Yukarıda borcu olmayan şanslı okurlara değinince aklıma tasarruf paradoksu terimi geldi. Bu da bizleri makro ve mikro ekonomi kavramlarına götürüyor. Özünde kadim bir sorun olan  ''toplumların, kıt kaynaklarla sınırsız insan ihtiyaçlarını karşılama'' problemini ortadan kaldırmak için üretim, tüketim ve bölüşüm yasalarını araştıran bir bilim olan ekonomi, 'mikro' perspektifte bireysel harcamaların oluşturduğu ekosisteme odalanırken, 'makro' da bugünlerde hepimizin değişmez gündemini oluşturan enflasyon, döviz kurları, altın, işsizlik, büyüme, Merkez Bankası kararları ve kamu borçları gibi genel verilere odaklanır. İşte, örneğin geliri sabit olan bir kişi, tasarruf ederek kendisi için daha zengin bir hayat kurabilir ancak ülkedeki herkes tasarruf ederse  toplum zenginleşmez, aksine fakirleşir. Bunun nedeni, tüketimin ülke genelinde azalması ile birlikte yatırımların da dip yapmasıdır! İşte tasarruf paradoksu bu olayı ifade eder, bireyin mikro ekonomisi için iyi olan tasarruf, ülkenin makro düzleminde kötü sonuçlara yol açabilir! Bunu 1946'da kaybettiğimiz ünlü İngiliz iktisatçı John Maynard Keynes, 'fallacy of composition' olarak açıklamıştır. Meraklı okuyucularımız, makro ekonominin babası olarak kabul edilen Keynes'in 1936 yılında yayınladığı, efsanevi 'İstihdam, Para ve Faizin Genel Teorisi'  kitabına bir göz atmak isteyebilirler.

***

Kamu borçlarına dönersek, bir ülkenin  kalkınma ve genel olarak refah düzeyinin artışı için her ne kadar bulunmaz nimet olsa da bir çok komplikasyon taşıdığı tartışılmaz! Ülkeler, adaletsiz bir uluslararası ekonomik düzende finans ihtiyaçlarını kamu borçlanması ile sağlarken, denge kaçırıldığında ağır borç yükü, ülkelerin “borç ödemek mi yoksa halka hizmet etmek mi” kısır döngüsü ile baş başa kalmalarına yol açabilir.
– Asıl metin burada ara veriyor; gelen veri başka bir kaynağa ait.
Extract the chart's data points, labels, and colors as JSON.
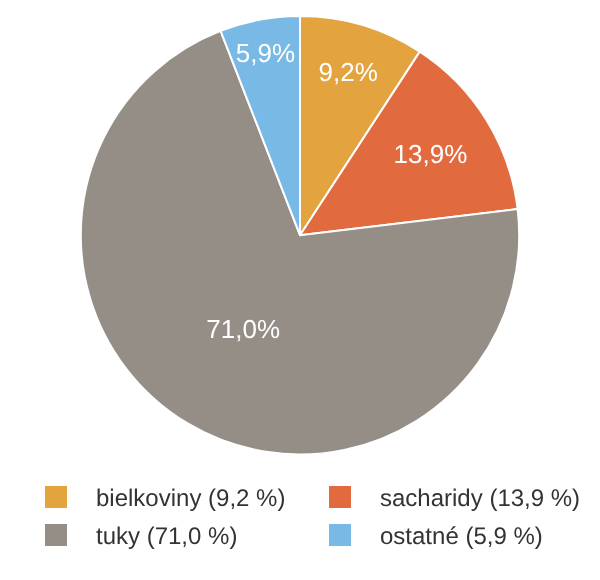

Çünkü artan borçlanma maliyetleri ekonomiyi soğuturken, devalüasyon gibi tedbirleri zorunlu kılar, sonuçta da büyüme yavaşlar.

Yukarıda açıkladığımız 100 trilyon doları bulan kamu borcu stoğu, küresel ölçekte sürdürülebilir kalkınma politikaları için de büyük bir risk vasfında. Birçok Afrika, Asya ve Latin Amerika ülkesinin borç ödemeleri miktarı, şimdiden eğitim ve sağlık için ayırdıkları bütçeyi geçmiş durumda...

Türkiye gibi kronik yüksek cari açık ve enflasyon oranları nedeni ile kırılganlık taşıyan ülkeler, temel ekonomik yapısal reformları yaparak ihracatlarını ithalata bağımlı olmaktan çıkarması, cari açıklarını düşürmesi ve  vergi sistemlerini reformize etmesi gerekli. Ayrıca,  siyasal ve sosyal reformlara da ihtiyaç var. O zaman mevcut beşeri sermayemiz ve doğrudan yabancı sermaye girişi ile başka bir hikaye yazmak mümkün. Sözün özü, 'borç' kişisel yaşam kalitenizi ve entelektüel kapasitenizi arttırıyorsa ya da ülke olarak refahınızı arttıran bir çıktı oluşturuyorsa veya Amerika gibi matbaası sizde olan para birimi ile yapılabiliyorsa baldan tatlı bir araç. Tersi içinse ciddi maliyetlere hazır olun!